WILMINGTON — Monday morning concerned citizens from Brunswick and New Hanover counties joined environmental organizations Oceana, Don’t Drill N.C. and Brunswick Environmental Action Team at a rally in Sunset Beach to voice opposition to offshore drilling and seismic testing in the waters off the coast of North Carolina.
The Brunswick Environmental Action Team (BEAT), a citizen action group dedicated to environmental stewardship in Brunswick County, alongside Don’t Drill N.C., a similar citizen action group for the whole of coastal North Carolina, and Oceana, an international organization working to protect the world’s oceans, have teamed up to work toward uniting “North Carolina citizens in a bi-partisan effort” to oppose legislation that would allow testing and drilling for oil in Carolina waters.
The search for oil in the Atlantic
This past April, President Trump unveiled his “America First Offshore Energy Strategy,” aimed at rolling back Obama-era regulations that were designed to protect the Atlantic coast from offshore drilling.
Immediately following this executive order, five separate companies filed permit requests with the National Oceanic and Atmospheric Organization (NOAA) for “incidental harassment authorizations,” which essentially allows for seismic blasting operations to take place.
Seismic blasting is a form of high powered sonar based reconnaissance that uses high powered sound waves to map geological formations on the seafloor. Most often, these are used for oil exploration, as certain formations can be an indicator that natural resources are in the area.
Trump said drilling will create American jobs. Opponents say the sound waves have been shown to harm almost all forms of life in the ocean, from plankton and fish, all the way up to whales and dolphins.
If approved, these permits will allow these operations to bypass the Marine Mammals Protection Act, which prevents the killing of marine mammals by people.
The proposed testing sites extend from the coast of Delaware down to Cape Canaveral Florida, and stretch out 350 nautical miles into the ocean.
Rally in Sunset Beach
Monday’s event featured speakers ranging from concerned citizens, all the way up to state leaders, like District 18 Representative Deb Butler, who voiced her concern over the potential harm testing like this could lead to along our coast.
“It’s interesting, because once an oil lease is in place, it’s there forever,” Butler said. “It’s better to stop this sort of thing now, than allow them to keep going.”
Brunswick County resident and Local Senior Adviser to Oceana Randy Sturgill, echoed Butlers statement, saying that “This is the peoples march, the people are taking this to the government.”
According to Sturgill, there are currently 127 municipalities against the policy, and it all began in Kure Beach in 2015, when the town voted down a resolution to declare their opposition to offshore drilling and seismic testing. This kick triggered environmental groups like Oceana in the southeastern part of the state to buckle down, and prepare for a long fight.

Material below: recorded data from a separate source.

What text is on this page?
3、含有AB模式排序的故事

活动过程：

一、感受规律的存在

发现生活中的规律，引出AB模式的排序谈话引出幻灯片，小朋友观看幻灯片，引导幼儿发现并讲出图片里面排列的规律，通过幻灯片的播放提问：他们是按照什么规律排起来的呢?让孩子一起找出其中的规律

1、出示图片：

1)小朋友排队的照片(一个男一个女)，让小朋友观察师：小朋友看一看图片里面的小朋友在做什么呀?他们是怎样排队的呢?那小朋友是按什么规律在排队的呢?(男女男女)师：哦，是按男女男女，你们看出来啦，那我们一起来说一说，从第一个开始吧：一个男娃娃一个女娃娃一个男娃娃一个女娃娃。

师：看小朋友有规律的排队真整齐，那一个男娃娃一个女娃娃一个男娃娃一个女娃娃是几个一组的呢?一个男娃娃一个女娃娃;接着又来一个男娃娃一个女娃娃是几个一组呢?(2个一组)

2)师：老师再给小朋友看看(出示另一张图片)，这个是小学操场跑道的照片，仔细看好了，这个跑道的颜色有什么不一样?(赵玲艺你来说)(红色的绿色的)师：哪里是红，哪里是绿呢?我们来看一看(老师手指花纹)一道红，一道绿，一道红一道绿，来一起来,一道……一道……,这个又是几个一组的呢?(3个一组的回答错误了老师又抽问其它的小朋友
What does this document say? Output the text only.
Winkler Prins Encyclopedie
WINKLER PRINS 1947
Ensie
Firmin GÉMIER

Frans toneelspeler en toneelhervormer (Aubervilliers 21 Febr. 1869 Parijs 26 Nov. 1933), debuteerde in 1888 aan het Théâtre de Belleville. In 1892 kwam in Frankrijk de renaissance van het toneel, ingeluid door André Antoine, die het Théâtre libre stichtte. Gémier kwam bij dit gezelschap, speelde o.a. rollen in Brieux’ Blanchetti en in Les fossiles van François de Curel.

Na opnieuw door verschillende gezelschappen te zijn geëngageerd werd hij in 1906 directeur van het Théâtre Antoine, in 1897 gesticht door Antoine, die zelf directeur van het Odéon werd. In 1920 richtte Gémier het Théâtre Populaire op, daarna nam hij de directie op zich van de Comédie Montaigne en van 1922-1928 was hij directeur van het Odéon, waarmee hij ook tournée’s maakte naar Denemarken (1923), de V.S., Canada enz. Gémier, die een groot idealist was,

Unfortunately for the opposition, Brunswick County is one of two counties in North Carolina to support the planned testing.
But, according to BEAT, that could soon change. Commissioner Mike Forte and Randy Thomson are in opposition of the plan, and the group is doing everything they can to convince another commissioner to swing opinion in their direction.
According to the groups, in the U.S. Congress, North Carolina is entirely opposed to offshore drilling except for District 7 Representative David Rouzer. Congressional candidate Dr. Kyle Horton, who is running in the Democratic primary for the chance to oppose Rouzer for the seventh district seat, gave an impassioned speech against offshore drilling at the rally.
“Our oceans are not for sale to the highest oil and gas bidder, we love our children too much to risk their health for generations to come,” Horton said. “We love them too much to risk their ocean refuge, because we want them all to breathe clean air as they walk the coast with their grandfathers.
“Let’s stop the drill, let’s protect our coast, let’s put people over profit, and let’s do this,” she said.